Are there any specific values for drift_per_second needed? After a certain threshold (~ 0.5/(246060)) inactive players are preferred.

EbTech commented 2 years ago

Inactive players get a boost when the drift is above 0.5 per day? That's unexpected.

Wulfheart commented 2 years ago

I made a repo to reproduce it (including steps) with the dataset I am using here.

Below you can see the first ranked player, the display ranking, the last contest and the drift per day. For drifts between 0 and 0.25 (the threshold may be higher) it seems reasonable but for higher than 0.5 it seems off as a player which hasn't been active for some years shouldn't be rated the top player.

{'player': 'Sheath', 'display_ranking': 1910} 2018-02-04 14:40:59 0
======
{'player': 'Sheath', 'display_ranking': 1909} 2018-02-04 14:40:59 0.01
======
{'player': 'Sheath', 'display_ranking': 1907} 2018-02-04 14:40:59 0.05
======
{'player': 'Sheath', 'display_ranking': 1903} 2018-02-04 14:40:59 0.1
======
{'player': 'Sheath', 'display_ranking': 1888} 2018-02-04 14:40:59 0.25
======
{'player': 'johnny_low', 'display_ranking': 1929} 2012-07-03 10:36:01 0.5
======
{'player': 'johnny_low', 'display_ranking': 2024} 2012-07-03 10:36:01 1
======
{'player': 'johnny_low', 'display_ranking': 2088} 2012-07-03 10:36:01 1.4285714285714286
======

Do you have any idea? Did I do something wrong in the rust api or is my methodology wrong?

Thank you in advance.

EbTech commented 2 years ago

Oh hey, I just remembered something that should explain your situation (sorry I've been a bit ill). The decay feature, which I think was pioneered by Glicko, comes with a couple caveats:

If you disagree with this uncertainty-based approach altogether, you can hack in a rating penalty instead of messing with sigma.
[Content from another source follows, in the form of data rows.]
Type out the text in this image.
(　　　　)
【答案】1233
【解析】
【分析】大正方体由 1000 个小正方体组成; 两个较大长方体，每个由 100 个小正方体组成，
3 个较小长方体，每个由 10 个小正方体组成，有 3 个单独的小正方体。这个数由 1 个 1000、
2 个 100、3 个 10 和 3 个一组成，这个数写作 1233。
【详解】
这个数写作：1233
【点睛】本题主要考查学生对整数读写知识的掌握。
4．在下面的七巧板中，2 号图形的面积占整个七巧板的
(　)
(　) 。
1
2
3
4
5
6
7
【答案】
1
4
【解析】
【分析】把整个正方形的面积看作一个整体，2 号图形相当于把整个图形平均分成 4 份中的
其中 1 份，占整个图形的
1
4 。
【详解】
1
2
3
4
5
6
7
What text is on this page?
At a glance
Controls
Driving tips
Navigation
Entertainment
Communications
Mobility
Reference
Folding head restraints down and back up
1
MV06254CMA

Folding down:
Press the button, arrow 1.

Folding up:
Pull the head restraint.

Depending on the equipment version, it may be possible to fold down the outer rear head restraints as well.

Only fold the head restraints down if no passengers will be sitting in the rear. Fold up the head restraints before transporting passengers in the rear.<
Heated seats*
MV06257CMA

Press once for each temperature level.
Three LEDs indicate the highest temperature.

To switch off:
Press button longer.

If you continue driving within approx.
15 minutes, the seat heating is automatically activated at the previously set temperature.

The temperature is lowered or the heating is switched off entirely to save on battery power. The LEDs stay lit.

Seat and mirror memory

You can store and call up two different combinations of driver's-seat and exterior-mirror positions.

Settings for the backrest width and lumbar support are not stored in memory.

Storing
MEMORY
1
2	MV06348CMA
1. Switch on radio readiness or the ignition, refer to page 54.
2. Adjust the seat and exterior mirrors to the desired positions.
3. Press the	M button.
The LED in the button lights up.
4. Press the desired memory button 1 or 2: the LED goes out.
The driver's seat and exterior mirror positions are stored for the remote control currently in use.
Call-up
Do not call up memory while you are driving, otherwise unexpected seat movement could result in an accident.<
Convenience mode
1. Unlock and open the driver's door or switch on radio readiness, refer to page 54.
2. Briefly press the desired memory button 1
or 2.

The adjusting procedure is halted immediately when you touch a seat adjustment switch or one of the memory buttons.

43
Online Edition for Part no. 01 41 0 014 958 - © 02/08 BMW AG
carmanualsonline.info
Wulfheart commented 2 years ago

Thanks for your thorough explanation. I don't disagree completely with the uncertainty based approach I don't think it is viable in my situation because I want the rating to decay automatically after a time t even if the player hasn't participated in a contest.

Currently I use the experiment.eval() to to get the ranking. Where can I hack in the rating penalty?

EbTech commented 2 years ago

You can use the uncertainty-based decay too, using the same formula to update the rating for any given time. It's just that the current implementation doesn't have a way to ask for an updated rating at a particular time (I may change the design to support that later). If you want to add that yourself, I could imagine several places and haven't thought carefully about which is best. Whenever you retrieve the ratings, if you also retrieve the player's last update time, you can compare that to the current time and compute an adjusted rating that way.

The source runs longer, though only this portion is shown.